Allgemeine Vereinbarungen könnten rekursive Ausgabenregeln direkt in Bitcoin Script ausdrücken. Dadurch kann eine Ausgabebedingung auf unbestimmte Zeit erneut angewendet werden. Wenn Alice beispielsweise Bob 1 BTC schickte, könnte eine Basisvereinbarung sicherstellen, dass Bob das Geld nur an eine bestimmte Adresse senden kann oder es für eine feste Anzahl von Schritten belastet. Unter einer allgemeinen Vereinbarung würde der UTXO im Wert von 1 BTC jedoch dieselben Ausgabenbeschränkungen behalten, wenn Bob ihn an Steve sendet und erneut, wenn Steve ihn weiter überträgt, ohne einen vordefinierten Endpunkt. Obwohl allgemeine Vereinbarungen eine größere Vielseitigkeit bieten würden, stehen sie vor erheblichen technischen Hürden und werden von der Community kritisch gesehen. Ihre Umsetzung würde ebenfalls erfordern wichtige Protokollaktualisierungen.

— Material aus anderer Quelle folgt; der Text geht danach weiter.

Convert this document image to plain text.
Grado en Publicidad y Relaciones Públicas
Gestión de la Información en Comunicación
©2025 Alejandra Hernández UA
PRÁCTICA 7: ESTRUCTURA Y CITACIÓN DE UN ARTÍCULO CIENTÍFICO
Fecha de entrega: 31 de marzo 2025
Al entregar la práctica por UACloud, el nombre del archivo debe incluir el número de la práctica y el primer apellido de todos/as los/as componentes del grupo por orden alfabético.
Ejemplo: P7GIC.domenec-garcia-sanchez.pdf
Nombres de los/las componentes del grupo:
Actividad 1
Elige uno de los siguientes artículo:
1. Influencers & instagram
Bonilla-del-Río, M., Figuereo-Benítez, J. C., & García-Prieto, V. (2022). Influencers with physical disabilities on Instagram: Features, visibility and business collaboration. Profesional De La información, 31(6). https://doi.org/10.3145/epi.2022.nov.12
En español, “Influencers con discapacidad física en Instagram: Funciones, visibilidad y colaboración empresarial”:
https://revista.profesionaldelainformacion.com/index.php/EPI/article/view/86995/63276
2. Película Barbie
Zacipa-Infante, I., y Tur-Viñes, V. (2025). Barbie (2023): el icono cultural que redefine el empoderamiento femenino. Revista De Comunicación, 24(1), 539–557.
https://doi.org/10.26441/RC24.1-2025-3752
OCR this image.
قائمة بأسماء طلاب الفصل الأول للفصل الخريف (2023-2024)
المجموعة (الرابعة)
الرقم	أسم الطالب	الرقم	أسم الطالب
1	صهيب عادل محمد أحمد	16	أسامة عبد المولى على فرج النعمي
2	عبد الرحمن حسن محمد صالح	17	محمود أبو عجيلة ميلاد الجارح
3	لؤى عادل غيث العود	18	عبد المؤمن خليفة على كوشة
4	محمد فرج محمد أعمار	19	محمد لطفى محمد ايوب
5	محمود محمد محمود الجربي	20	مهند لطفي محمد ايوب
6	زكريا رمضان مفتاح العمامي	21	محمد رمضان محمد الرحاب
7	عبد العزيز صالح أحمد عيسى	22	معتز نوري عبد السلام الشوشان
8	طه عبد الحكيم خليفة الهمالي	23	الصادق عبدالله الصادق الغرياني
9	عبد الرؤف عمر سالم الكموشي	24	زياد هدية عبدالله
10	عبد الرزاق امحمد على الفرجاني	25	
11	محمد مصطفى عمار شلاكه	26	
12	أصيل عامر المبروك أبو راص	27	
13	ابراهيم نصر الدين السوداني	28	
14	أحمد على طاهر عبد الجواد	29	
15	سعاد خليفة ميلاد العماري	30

Vorgeschlagene Vertragsumsetzungen und ihre Anwendungen
Verschiedene Umsetzungsvorschläge und Debatten haben unser Verständnis darüber geprägt, wie Vereinbarungen die Funktionalität von Bitcoin verbessern könnten. Um sich in diesem Thema klar zurechtzufinden, ist es wichtig, die vorgeschlagenen Änderungen in vier Kategorien zu unterscheiden:
- Opcodes, die die Covenant-Funktionalität vollständig implementieren. Sie erlegen direkt Ausgabenbeschränkungen für Bitcoin-Transaktionen auf. Dazu gehört OP_CHECKTEMPLATEVERIFY Und SIGHASH_ANYPREVOUT.
- Opcodes, die als unterstützende Werkzeuge dienen. Diese erweitern die Ausdruckskraft des Bitcoin-Skripts oder der Datenverarbeitung, implementieren jedoch keine Covenant-Funktionalität, sofern sie nicht mit anderen Opcodes kombiniert werden. In dieser Kategorie werden wir diskutieren OP_CHECKSIGFROMSTACK Und OP_CAT.
- Opcodes für spezielle Anwendungen. Wir überlegen OP_VAULT, OP_UNVAULT Und OP_EVICT.
- Vorschläge, die das Covenant-Verhalten ohne Soft Fork annähern. Diese basieren auf kryptografischen Konstruktionen innerhalb bestehender Konsensregeln oder einer vertrauensminimierten Infrastruktur und nicht auf neuen Opcodes. In dieser Kategorie besprechen wir ColliderScript, Bitcoin PIPE und FE-basierte Vereinbarungen.
In unserem nächsten Artikel beginnen wir unsere Diskussion der ersten Kategorie von Covenant-Vorschlägen mit der Behandlung von OP_CHECKTEMPLATEVERIFY – einem der bislang beliebtesten Vorschläge.